GP-led secondaries could be seen as a “new normal” for exiting private equity investments, with more traditional liquidity opportunities such as IPOs still below peak levels, William Barrett, co-founder and managing partner of GP advisory company Reach Capital, told affiliate title PE Hub Europe.

William Barrett, Reach Capital
William Barrett, Reach Capital

New LP entrants are boosting the demand side, he added, although part of the sector is not immune from the valuation gaps that have dogged conventional exit routes.

Such is Reach’s confidence in the growth of GP-led secondaries deals that it launched a team dedicated to the sector in early January.

“If 2023 ends up at €40 billion-€50 billion of GP-leds, then given how we see the success of secondary players in fundraising, how they’re staffing their teams to do more GP-leds and the fact that they’re raising dedicated GP-led funds, we would expect that there should be more this year,” said Barrett. “If we had to put a number, we’d say €50 billion to €60 billion.”
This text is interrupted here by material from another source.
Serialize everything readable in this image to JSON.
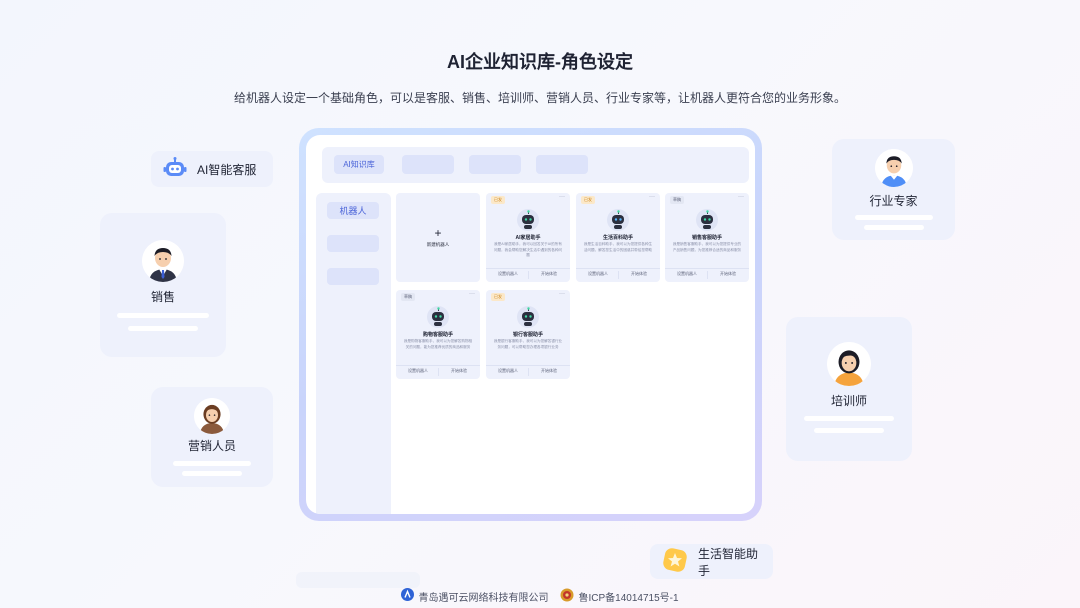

While supply is coming from GPs looking for alternative exit routes, demand is also coming from new LPs entering the sector.

“We are seeing deals where the leads are secondary players,” said Barrett. “But in the syndication you have non-traditional buyers – family offices, for example, that consider GP-led as similar to a co-investment. We are also seeing processes with a couple of insurance companies looking at GP-leds also.

“What if tomorrow CDPQ in Canada and Allianz in Germany say they’re going to allocate €1 billion to GP-leds every year? They could. They should even, to be honest. So that could shape the whole market.”

Face value

While there have been some IPOs of private equity-backed companies in Europe this year, they have been a mixed bag. Triton Partners’ listing of drive product manufacturer Renk Group and EQT’s listing of skincare company Galderma Group have performed well, while CVC’s beauty business Douglas has dropped in trading since its IPO.

But LPs are unconvinced that the exit route has truly returned, said Barrett. “A number of LPs are assuming that there will be little to no IPOs. Today you have more deals being done on the GP-led side than on the IPO side.”

Exits generally have struggled over the last couple of years thanks to rising interest rates lifting the cost of debt and a valuation mismatch between buyers and sellers, particularly where GPs do not want to part at today’s lower prices with assets bought at the high valuations of the halcyon days of 2021.

But the secondaries world has not been immune to such mismatches, particularly in growth equity and venture capital, where some European firms “are not adjusting their NAVs to what they could be worth on the secondary market”, said Barrett.

“And at the same time they have no view at all on the liquidity of the asset itself. A number of LPs are challenging NAVs, notably by comparing what they are getting from different GPs. We saw an example where the difference between valuations was 2x between GP A and GP B.

“As an LP, you might not accept a 50-60 percent discount on your LP stake. And if you’re a GP, you’re not going to do a GP-led at a 50 percent discount on one of your deals. So not much is happening. There’s very little liquidity.”

The issue is particularly acute in the late stage/growth sector, where investors “have many issues right now, especially the next fundraising”, said Barrett.

While early-stage investors get in at low valuations, so they can be more confident of a large multiple later regardless of the valuation, late-stage investors “have no incentive to adapt the valuation”.